For instance, we can perform the following:

double localPdf = probabilityDistribution->evaluatePdf( 1.6 );
double localCdf = probabilityDistribution->evaluateCdf( 1.6 );
double samplePoint = probabilityDistribution->evaluateInverseCdf( 0.8 );


To compute the three quantities listed above.

## 7.3.2. Creating Probability Distributions¶

To create one of the 6 distributions listed above, for each of which the invertible CDF can be computed, call the createBoostRandomVariable with the following input:

• Uniform distribution

• First argument: uniform_boost_distribution

• Second argument: vector containing (in order):

1. Lower bound of interval for distribution
2. Upper bound of interval for distribution
• Normal distribution

• First argument: normal_boost_distribution

• Second argument: vector containing (in order):

1. Mean ($$\mu$$) of distribution
2. Standard deviation ($$\sigma$$) of distribution
• Exponential distribution

• First argument: exponential_boost_distribution

• Second argument: vector containing (in order):

1. $$\lambda$$ parameter of exponential distribution
• Gamma distribution

• First argument: gamma_boost_distribution

• Second argument: vector containing (in order):

1. shape ($$k$$) parameter of distribution
2. scale ($$\theta$$) parameter of distribution
• Lognormal distribution

• First argument: lognormal_boost_distribution

• Second argument: vector containing (in order):

1. location ($$\mu$$) parameter of distribution
2. scale ($$\sigma$$) parameter of distribution
• Beta distribution

• First argument: beta_boost_distribution

• Second argument: vector containing (in order):

1. $$\alpha$$ parameter of distribution
2. $$\beta$$ parameter of distribution

A number of multivariate distributions are also available in Tudat. These are:

• Multivariate Gaussian distribution.
• Gaussian Cupola distrbution.

For more information on these distributions, you are referred to the in-code Doxygen documentation. Note that only a pdf can be evaluated for these distributions. Also, a Kernel density distribution for multi-variate data is available, see the in-code Doxygen documentation. Note that only a pdf and cdf (no inverse cdf) can be evaluated for this distribution.

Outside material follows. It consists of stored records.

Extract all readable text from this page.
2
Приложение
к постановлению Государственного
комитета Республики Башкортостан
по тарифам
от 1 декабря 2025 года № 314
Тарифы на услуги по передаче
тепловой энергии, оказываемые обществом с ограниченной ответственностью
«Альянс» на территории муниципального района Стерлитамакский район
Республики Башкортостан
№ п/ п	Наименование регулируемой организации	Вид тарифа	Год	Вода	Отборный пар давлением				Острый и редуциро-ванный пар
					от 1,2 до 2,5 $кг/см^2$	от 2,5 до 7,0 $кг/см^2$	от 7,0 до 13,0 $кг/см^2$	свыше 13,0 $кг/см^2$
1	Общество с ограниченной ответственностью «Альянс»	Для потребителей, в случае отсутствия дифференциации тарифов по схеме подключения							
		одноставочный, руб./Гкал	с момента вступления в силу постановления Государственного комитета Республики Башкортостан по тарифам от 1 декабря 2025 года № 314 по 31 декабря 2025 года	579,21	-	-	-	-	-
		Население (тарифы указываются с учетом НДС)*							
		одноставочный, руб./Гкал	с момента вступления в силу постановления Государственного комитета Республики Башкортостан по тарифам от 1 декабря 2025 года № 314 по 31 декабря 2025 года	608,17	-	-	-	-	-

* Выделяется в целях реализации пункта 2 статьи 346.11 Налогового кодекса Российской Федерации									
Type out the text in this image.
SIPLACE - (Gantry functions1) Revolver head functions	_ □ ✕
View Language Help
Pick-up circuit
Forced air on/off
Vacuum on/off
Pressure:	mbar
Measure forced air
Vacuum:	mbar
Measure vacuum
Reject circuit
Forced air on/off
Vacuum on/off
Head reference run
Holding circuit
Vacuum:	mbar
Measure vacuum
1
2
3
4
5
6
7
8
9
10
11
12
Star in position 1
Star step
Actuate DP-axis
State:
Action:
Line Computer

## 7.3.3. Generation of Random Numbers¶

For each of the invertible random variables described above, you can easily create a random number generator which generates variables according to that distribution. For the 6 boost distributions listed above, you can use the same input (type and parameters) as listed above. We provide two interfaces for random variable generation:

• A class ContinuousRandomVariableGenerator, with a getRandomVariableValue that produces random numbers.
• A boost function std::function< double( ) > which produces random numbers every time it is called.

We illustrate these two options with some examples below.

using namespace statistics;

// Define properties of distribution
std::vector< double > parameters;
parameters.push_back( 1.0 );
parameters.push_back( 3.2 );

// Create distribution object
double distributionSeed = 42.0;
std::shared_ptr< RandomVariableGenerator< double > > randomNumberGenerator = createBoostContinuousRandomVariableGenerator(
uniform_boost_distribution, parameters, distributionSeed );

// Create distrubution function
distributionSeed = 43.0;
std::function< double( ) > randomNumberFunction = createBoostContinuousRandomVariableGeneratorFunction(
uniform_boost_distribution, parameters, distributionSeed );

// Generate random variables
std::vector< double > randomVariables1;
std::vector< double > randomVariables2;
for( unsigned int i = 0; i < 1E6; i++ )
{
randomVariables1.push_back( randomNumberGenerator->getRandomVariableValue( ) );
randomVariables2.push_back( randomNumberFunction( ) );
}


The above creates two vectors give a million doubles, distributed according to an uniform distribution with mean of 1 and standard deviation of 3.2.

Note

When creating a random variable generator you must also provide a ‘seed’ value, which initializes the generator. Fixing this value for a given means that the exact same set of random numbers will be generated everytime you run the program.